The decision to upgrade ISM has spelt both a bane and a boon for the 90-year-old institute. Chairperson D.D. Mishra said IIT status would prevent the institute to open an off-campus in Visakhapatnam, despite the Chandrababu Naidu government offering 300 acres of land for the purpose.

"There are IITs in every state. One IIT cannot set up a campus in a state which already has an IIT. ISM as a special type of institution could have opened the off-campus," Mishra told The Telegraph.

But several others at ISM said the IIT status would enhance their demand in the job market and upgrade pay packets at par with IIT students. Presently, an ordinary IIT graduate stands to get an annual package of Rs 12 lakh in campus placements, while an ISM graduate gets less than Rs 10 lakh.

"Employers say that if you get IIT status, the same package would be offered.
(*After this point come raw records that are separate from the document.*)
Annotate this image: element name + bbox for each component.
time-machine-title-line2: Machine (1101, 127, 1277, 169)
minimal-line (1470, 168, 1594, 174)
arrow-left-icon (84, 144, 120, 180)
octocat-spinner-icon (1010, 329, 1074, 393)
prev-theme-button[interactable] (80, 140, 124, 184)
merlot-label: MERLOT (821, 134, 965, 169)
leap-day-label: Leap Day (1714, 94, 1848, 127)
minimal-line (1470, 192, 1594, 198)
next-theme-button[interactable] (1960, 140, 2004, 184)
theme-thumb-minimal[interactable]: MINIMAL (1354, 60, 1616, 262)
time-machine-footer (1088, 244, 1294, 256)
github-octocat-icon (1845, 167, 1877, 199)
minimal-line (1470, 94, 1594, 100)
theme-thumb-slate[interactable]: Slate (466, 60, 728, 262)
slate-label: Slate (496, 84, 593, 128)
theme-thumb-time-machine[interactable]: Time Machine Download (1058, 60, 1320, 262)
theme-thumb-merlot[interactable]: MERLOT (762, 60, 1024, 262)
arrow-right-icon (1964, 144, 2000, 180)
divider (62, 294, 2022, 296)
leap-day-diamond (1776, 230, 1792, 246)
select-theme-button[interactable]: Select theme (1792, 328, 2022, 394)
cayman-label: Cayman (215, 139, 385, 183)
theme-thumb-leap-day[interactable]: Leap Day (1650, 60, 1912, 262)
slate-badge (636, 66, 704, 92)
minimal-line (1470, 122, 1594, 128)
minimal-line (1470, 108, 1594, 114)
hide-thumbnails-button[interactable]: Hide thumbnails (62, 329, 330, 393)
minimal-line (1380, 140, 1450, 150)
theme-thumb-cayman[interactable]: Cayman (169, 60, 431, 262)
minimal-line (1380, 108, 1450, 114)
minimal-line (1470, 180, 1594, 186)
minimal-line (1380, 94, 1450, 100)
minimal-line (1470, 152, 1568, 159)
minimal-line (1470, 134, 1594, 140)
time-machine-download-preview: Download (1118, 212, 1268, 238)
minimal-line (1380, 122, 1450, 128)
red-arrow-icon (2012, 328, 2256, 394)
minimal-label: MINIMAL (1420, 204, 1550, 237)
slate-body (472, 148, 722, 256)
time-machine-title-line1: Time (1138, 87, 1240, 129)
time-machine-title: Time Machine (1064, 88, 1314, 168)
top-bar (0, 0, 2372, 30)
Our students are meritorious but they lose out," said an official at ISM.

Today, the Union Cabinet gave the go-ahead for amending the Institutes of Technology Act 1961 for incorporating the new IITs and converting ISM to an IIT.

All these institutions would be considered institutions of national importance once covered under the Act.

Earlier, the HRD ministry had proposed to create a schedule under the Act and amend it by executive order for creation of the new IITs. But the law ministry did not agree. Hence, the Act will have to be amended.

The HRD ministry has identified sites for the six new IITs.

The results of the JEE-Advanced test will be out in June after which admissions will be conducted. The academic session is scheduled to begin from July 23.

In his budget speech last year, Union finance minister Arun Jaitley had announced the new IITs and the conversion of ISM to IIT. However, an expert panel, set up by the HRD ministry, was opposed to the conversion, subject to fulfilling a series of conditions.

The committee, headed by former IIT Bombay chairman Ashok Mishra, had initially given an adverse report in view of deficiencies. But it was again asked to suggest ways to upgrade the nearly 90-year-old ISM.

In its second report submitted last year, the panel highlighted several lacunae, particularly in the standards of faculty, in many branches and said that every faculty member at ISM should be evaluated by the same yardstick as that of established IITs.

Faculty members falling short of the yardsticks should be sent to institutions like IITs or IISc to be trained and younger faculty without PhD should be asked to complete their thesis from IITs, IISc or any reputed institutions abroad, the panel had said.

The committee said ISM was good for mining and petroleum engineering, earth science etc. However, departments like computer science, electrical engineering, mechanical engineering and chemical engineering weren't at par with IITs in terms of quality of faculty, research output, industry-linkage and international exposure.

HRD Ministry sources said that all the concerns of the panel would be addressed in a time-bound manner.

The institute had appointed 50 faculty members between 2004 and 2008 who were only MTech holders.

Mishra said only four to five faculty members were now without PhDs and that there was no plan to start any new course.